La députée de la Réunion a alerté la ministre de l'Environnement sur les incertitudes existant autour du projet de réseau de climatisation urbaine à l'eau de mer prévu à Saint-Denis, au nord de l'île. La filiale d'Engie, en charge des travaux, a retardé le début du chantier pour des raisons qui n'ont pas convaincu Ségolène Royal.
Ségolène Royal a sommé l'énergéticien Engie (ex-GDF Suez) de lui fournir des explications sur le report du chantier du système de climatisation urbaine à l'eau de mer à Saint-Denis de la Réunion. Alertée par Huguette Bello, députée de l'île, la ministre a assuré qu'elle avait "l'intention de mettre cette entreprise devant ses responsabilités". Elle a poursuivi : "Et si ce n'est pas le cas, nous donnerons ce marché à une autre entreprise qui aura la capacité de réaliser ce projet, qui sera une grande première mondiale dans les Outre-mer, et qui sera très observée par l'ensemble des états insulaires".
Pourtant, tout semblait bien parti. La députée réunionnaise relate à l'AFP, qu'il s'agit d'un "projet ambitieux et sans équivalent, destiné à la climatisation des grands bâtiments tertiaires du nord de l'île". Elle souligne que "les études étaient réalisées et les financements publics acquis". Des fonds importants, puisque 90 M€ seraient apportés par l'Etat sur les 150 M€ d'investissements nécessaires. A ces éléments, Ségolène Royal a répondu : "Je rejoins votre étonnement. J'ai demandé à Engie des explications sur les déclarations concernant son retrait. A l'heure où je vous parle, je n'ai pas d'explications claires". Prévu pour démarrer à la fin de 2015, le chantier n'avait cependant toujours pas débuté au mois de mars 2016. "Le démarrage des travaux a été reporté à la demande de la filiale d'Engie, à qui le projet a été délégué (…) Plusieurs raisons ont été évoquées [dont] la chute du baril du pétrole qui remettrait en cause la rentabilité du projet", déplore l'élue de la Réunion. Contactée par Batiactu, une porte-parole d'Engie nous a expliqué que des discussions sont en cours avec les autorités locales et le gouvernement mais qu'aucune autre communication ne serait faite sur le dossier, qui n'est toujours pas bouclé.
Le SWAC c'est swag
Le réseau de climatisation urbaine "Clim Abyss" repose sur la technologie SWAC pour "Sea Water Air Conditioning". Il prévoit de rafraîchir un ensemble de 54 bâtiments différents (université, aéroport, centres commerciaux…), grâce à de l'eau de mer, puisée au large à plus de 1.000 mètres de profondeur, là où sa température est de 6,2 °C toute l'année. S'étendant sur une boucle fermée de 46 km en tout, entre les communes de Saint-Denis et Sainte-Marie, dans le nord de l'île, il développera initialement une puissance de 30 MWfroid, à la fin de sa première phase. Mais il était envisagé que cette puissance puisse être portée à 40 MWfroid dans un deuxième temps, à l'horizon de 2030. L'avantage de cette solution est de permettre des économies d'électricité de l'ordre de 70 à 75 % par rapport aux systèmes de climatisation classiques, alimentés en électricité d'origine fossile, et donc de réduire les émissions de gaz à effet de serre.

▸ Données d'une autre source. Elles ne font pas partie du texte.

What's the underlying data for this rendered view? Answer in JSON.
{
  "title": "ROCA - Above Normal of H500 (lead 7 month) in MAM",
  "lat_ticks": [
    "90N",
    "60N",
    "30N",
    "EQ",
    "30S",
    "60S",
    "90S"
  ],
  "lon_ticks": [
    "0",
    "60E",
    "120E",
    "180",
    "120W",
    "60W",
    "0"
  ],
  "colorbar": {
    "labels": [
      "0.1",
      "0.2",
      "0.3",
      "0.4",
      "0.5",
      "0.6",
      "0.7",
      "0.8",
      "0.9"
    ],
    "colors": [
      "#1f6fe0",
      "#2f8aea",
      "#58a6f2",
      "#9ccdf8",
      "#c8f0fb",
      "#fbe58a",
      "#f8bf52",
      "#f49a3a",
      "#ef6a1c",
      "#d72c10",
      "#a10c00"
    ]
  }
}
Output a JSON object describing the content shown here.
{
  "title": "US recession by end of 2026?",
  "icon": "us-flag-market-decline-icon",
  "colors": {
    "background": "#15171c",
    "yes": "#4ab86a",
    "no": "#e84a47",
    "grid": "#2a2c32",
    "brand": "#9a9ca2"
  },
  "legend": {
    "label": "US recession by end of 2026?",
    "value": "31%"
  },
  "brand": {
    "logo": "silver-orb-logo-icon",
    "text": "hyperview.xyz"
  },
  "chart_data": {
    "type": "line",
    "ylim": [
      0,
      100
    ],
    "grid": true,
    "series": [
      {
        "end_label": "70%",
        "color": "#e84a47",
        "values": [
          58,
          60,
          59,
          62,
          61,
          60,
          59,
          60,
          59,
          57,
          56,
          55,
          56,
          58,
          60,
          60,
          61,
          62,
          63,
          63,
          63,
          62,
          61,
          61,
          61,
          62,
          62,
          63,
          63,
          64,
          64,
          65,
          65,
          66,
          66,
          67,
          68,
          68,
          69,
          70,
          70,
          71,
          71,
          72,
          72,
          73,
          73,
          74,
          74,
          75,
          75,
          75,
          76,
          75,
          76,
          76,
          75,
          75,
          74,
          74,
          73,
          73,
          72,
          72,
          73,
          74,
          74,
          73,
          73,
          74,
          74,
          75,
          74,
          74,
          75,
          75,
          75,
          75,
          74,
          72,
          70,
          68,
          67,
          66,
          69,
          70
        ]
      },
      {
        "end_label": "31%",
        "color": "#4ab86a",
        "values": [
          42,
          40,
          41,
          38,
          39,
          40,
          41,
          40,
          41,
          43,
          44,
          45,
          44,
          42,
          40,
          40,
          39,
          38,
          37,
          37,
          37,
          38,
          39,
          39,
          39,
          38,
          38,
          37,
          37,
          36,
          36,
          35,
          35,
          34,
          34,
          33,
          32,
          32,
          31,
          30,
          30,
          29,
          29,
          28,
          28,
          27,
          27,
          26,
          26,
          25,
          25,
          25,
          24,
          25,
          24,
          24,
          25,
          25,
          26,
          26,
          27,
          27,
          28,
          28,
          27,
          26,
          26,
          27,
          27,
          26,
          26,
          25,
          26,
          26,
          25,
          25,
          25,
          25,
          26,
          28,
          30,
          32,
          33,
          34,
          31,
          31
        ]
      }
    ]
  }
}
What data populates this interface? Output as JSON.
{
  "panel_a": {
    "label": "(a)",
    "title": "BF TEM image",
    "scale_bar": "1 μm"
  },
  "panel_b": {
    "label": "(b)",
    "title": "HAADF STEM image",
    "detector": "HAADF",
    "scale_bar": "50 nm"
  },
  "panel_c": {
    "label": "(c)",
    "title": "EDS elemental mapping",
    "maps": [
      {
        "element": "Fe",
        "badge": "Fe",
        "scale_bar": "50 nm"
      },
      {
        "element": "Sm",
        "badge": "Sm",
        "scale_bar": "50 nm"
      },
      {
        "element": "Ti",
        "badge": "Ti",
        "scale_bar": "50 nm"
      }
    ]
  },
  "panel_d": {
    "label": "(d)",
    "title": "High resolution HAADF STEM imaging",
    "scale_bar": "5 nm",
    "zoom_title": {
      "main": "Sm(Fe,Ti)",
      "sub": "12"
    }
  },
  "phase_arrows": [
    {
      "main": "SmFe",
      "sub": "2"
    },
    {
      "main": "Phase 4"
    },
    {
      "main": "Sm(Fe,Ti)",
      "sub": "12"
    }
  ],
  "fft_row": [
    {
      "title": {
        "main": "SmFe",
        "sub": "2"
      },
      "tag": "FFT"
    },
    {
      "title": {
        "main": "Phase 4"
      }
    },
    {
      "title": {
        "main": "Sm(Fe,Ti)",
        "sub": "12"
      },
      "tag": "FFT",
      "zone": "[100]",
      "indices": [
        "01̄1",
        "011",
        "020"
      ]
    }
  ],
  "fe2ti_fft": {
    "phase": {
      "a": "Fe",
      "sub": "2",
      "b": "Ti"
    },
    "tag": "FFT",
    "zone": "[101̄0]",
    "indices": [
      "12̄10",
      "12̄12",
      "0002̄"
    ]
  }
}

Si divers systèmes de ce type existent déjà à l'heure actuelle, notamment à Bora Bora en Polynésie française ou au Yacht Club de Monaco, leurs dimensions et leurs puissances sont bien inférieures à celles de "Clim Abyss" qui prend la forme d'un véritable réseau urbain. Il faut noter que le concurrent d'Engie, EDF, est lui aussi impliqué dans un projet de climatisation à l'eau de mer à la Réunion, mais à l'extrémité sud de l'île, à Saint-Pierre. D'une puissance de 8 MWfroid, il n'implique que les bâtiments du centre hospitalier Sud Réunion (CHSR). Et lui aussi doit générer de grandes économies d'énergie (environ 10 GWh/an), grâce à une ressource gratuite et stable, entraînant également une réduction de la consommation électrique et des émissions de CO2 (-6.000 tonnes/an). La technologie SWAC a certainement de beaux jours devant elle.